Topics

Support Independent Journalism. Donate today!

Omar Fateh Wins Chance to Bring ‘People Power’ to Minnesota’s State Senate

Minnesotans, Fateh said, “should be able to access the folks that are representing us and make sure that they’re partnering with the community.”

(Courtesy of the Omar Fateh campaign.)

Omar Fateh, who received a key endorsement from his state’s Democratic Farmer Labor Party and went on to beat a long time DFL incumbent, has won his bid to join the Minnesota state Senate for the 62nd District. 

Fateh became the presumptive winner after defeating Senator Jeff Hayden in the August primary. As he mounted his campaign, Fateh began strategizing how to become the most effective state Senator possible as a freshman and political newcomer—particularly compared to Hayden, a nine-year incumbent who also served as an assistant minority leader.

During his October interview with The Appeal, Fateh said part of the answer will be to bring “people power” with him to the capitol in the form of community organizations that are advocating for issues including the call to defund the police and the drive to protect renters and build more affordable housing. 

Minnesotans, Fateh said, “should be able to access the folks that are representing us and make sure that they’re partnering with the community.”

Fateh’s district seems in need of as much “people power” as possible. He told The Appeal that housing is an urgent issue in his district, where 31 percent of households are getting by on less than $25,000 a year and nearly 42 percent live on less than $35,000 a year. Forty-one percent of the districts’ renters pay at least 35 percent of their annual income on rent.

“There’s a development right near my house where a studio [apartment] was going for $1,400 bucks,” Fateh said, “and this is in one of the poorer districts in Minnesota.”

Minnesota renters who fall on hard times don’t have the law on their side. Current state law allows landlords to file an eviction action in district court the first day a tenant’s rent is late. The law also allows landlords to wait until just seven days before an eviction hearing before giving tenants notice of the hearing.

Despite Governor Tim Walz’s COVID-19 eviction moratorium, this past summer Minneapolis saw the creation of the largest known homeless encampment in the city’s history at Powderhorn Park in Fateh’s district. Residents of the encampment were forcibly evicted by the city in August.

Walz extended his state of emergency orders, including the ban on evictions, until Nov. 12. The emergency order doesn’t include rent relief, so landlords will be able to start filing eviction actions immediately after the state of emergency is lifted.

To address these issues, Fateh plans to support bills to ban evictions during the winter, force landlords to provide “adequate notice” before filing eviction notices, and require municipalities to hold an election before enacting rent control.

“What we’re seeing is that, especially in our district, rent has just been skyrocketing while wages have stagnated, and because of that, because they’re priced out, a large part of the homeless population actually do have a job,” Fateh said. “They just can’t make up the gap between staying in the shelter and the most affordable housing unit.”
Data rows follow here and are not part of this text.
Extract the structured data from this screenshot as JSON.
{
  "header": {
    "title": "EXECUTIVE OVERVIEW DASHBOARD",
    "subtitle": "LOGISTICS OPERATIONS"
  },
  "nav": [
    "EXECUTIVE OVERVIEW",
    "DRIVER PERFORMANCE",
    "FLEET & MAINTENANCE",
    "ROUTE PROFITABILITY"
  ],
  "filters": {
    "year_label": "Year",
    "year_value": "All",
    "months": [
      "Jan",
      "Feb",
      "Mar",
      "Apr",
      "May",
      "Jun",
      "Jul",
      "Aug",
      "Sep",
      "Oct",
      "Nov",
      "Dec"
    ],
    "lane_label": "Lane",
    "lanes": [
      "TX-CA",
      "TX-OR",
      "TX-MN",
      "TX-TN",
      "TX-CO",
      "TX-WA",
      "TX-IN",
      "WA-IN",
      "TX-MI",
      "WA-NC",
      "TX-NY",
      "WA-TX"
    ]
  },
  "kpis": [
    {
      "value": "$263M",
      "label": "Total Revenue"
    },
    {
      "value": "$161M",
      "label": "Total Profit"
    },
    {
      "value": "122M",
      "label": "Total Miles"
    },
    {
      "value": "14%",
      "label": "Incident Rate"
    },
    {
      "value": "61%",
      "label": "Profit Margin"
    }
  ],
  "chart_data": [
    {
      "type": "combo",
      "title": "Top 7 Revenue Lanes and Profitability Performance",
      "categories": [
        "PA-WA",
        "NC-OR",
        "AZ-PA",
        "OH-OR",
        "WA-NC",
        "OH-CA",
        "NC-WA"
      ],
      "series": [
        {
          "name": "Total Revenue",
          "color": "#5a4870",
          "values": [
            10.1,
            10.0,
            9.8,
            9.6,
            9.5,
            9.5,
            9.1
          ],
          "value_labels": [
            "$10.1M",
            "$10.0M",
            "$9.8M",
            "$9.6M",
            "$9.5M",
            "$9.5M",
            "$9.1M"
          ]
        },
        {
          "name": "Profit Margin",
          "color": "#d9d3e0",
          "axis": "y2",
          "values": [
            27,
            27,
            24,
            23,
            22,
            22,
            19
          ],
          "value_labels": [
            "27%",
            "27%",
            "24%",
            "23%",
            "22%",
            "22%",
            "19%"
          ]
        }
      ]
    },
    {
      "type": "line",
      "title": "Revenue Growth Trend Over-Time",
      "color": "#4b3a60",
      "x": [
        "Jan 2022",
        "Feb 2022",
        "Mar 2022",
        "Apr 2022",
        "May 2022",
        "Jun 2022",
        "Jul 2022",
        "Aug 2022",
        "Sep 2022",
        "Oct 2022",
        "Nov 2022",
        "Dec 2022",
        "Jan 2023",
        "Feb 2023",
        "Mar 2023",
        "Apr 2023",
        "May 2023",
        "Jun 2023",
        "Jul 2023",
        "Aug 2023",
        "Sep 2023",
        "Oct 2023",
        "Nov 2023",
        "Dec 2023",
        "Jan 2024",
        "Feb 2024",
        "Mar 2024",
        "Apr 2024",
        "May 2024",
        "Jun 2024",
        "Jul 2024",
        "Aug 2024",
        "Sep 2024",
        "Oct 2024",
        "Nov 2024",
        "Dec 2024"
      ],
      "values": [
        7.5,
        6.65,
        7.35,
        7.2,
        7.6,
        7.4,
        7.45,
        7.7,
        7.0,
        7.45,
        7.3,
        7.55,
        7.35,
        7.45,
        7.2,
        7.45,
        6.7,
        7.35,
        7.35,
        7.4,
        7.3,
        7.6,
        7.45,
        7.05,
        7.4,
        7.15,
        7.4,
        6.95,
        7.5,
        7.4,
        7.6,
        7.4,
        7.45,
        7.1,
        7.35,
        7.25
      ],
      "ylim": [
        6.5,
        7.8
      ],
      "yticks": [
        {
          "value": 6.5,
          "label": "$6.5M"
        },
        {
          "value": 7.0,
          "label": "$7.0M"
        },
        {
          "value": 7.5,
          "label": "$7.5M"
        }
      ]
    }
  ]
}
Making sure people can afford housing “should be the number one priority,” Fateh said, and added that “to me, [it’s] immoral” for people who work a 40-hour week to be unable to afford rent.

Fateh also plans to advocate for reforms including universal, taxpayer-funded childcare; early childhood education; and a $15 statewide minimum wage.

Fateh told The Appeal that his success in his primary election happened because “we have a lot of folks in this state that are actually shifting more to a working-class focus.” Those voters, he said, want to elect representatives at all levels of government who “represent a working-class agenda,” including affordable housing and healthcare, a living wage, and other progressive priorities. 

They also want a state Senator who will be “present, especially in the poorer neighborhoods in the district,”—something Fateh said his predecessor failed to do.  

“What we learned here in Minnesota is that it’s not enough to just elect Democrats,” Fateh, who ran to represent the 62nd District, told The Appeal. “We needed progressive Democrats at the legislature.” 

Fateh, the child of Somali immigrants, also wants to continue to “bridge the gap” between the African immigrant community and the American culture in which he was born and raised. In one of his positions before running for office, Fateh worked for the City of Minneapolis as a community specialist to improve outreach to African immigrants. African immigrants are a sizable community in the state—according to an estimate by the city, there are 50,000 immigrants from East Africa in Minneapolis alone. As part of his work in this area, Fateh cites the struggle to force Amazon to allow time for its workers from East Africa, many of whom are Muslim, to pray.

“What we know is that the large corporations are going to take advantage of folks, especially if they’re not well versed on their rights,” Fateh said.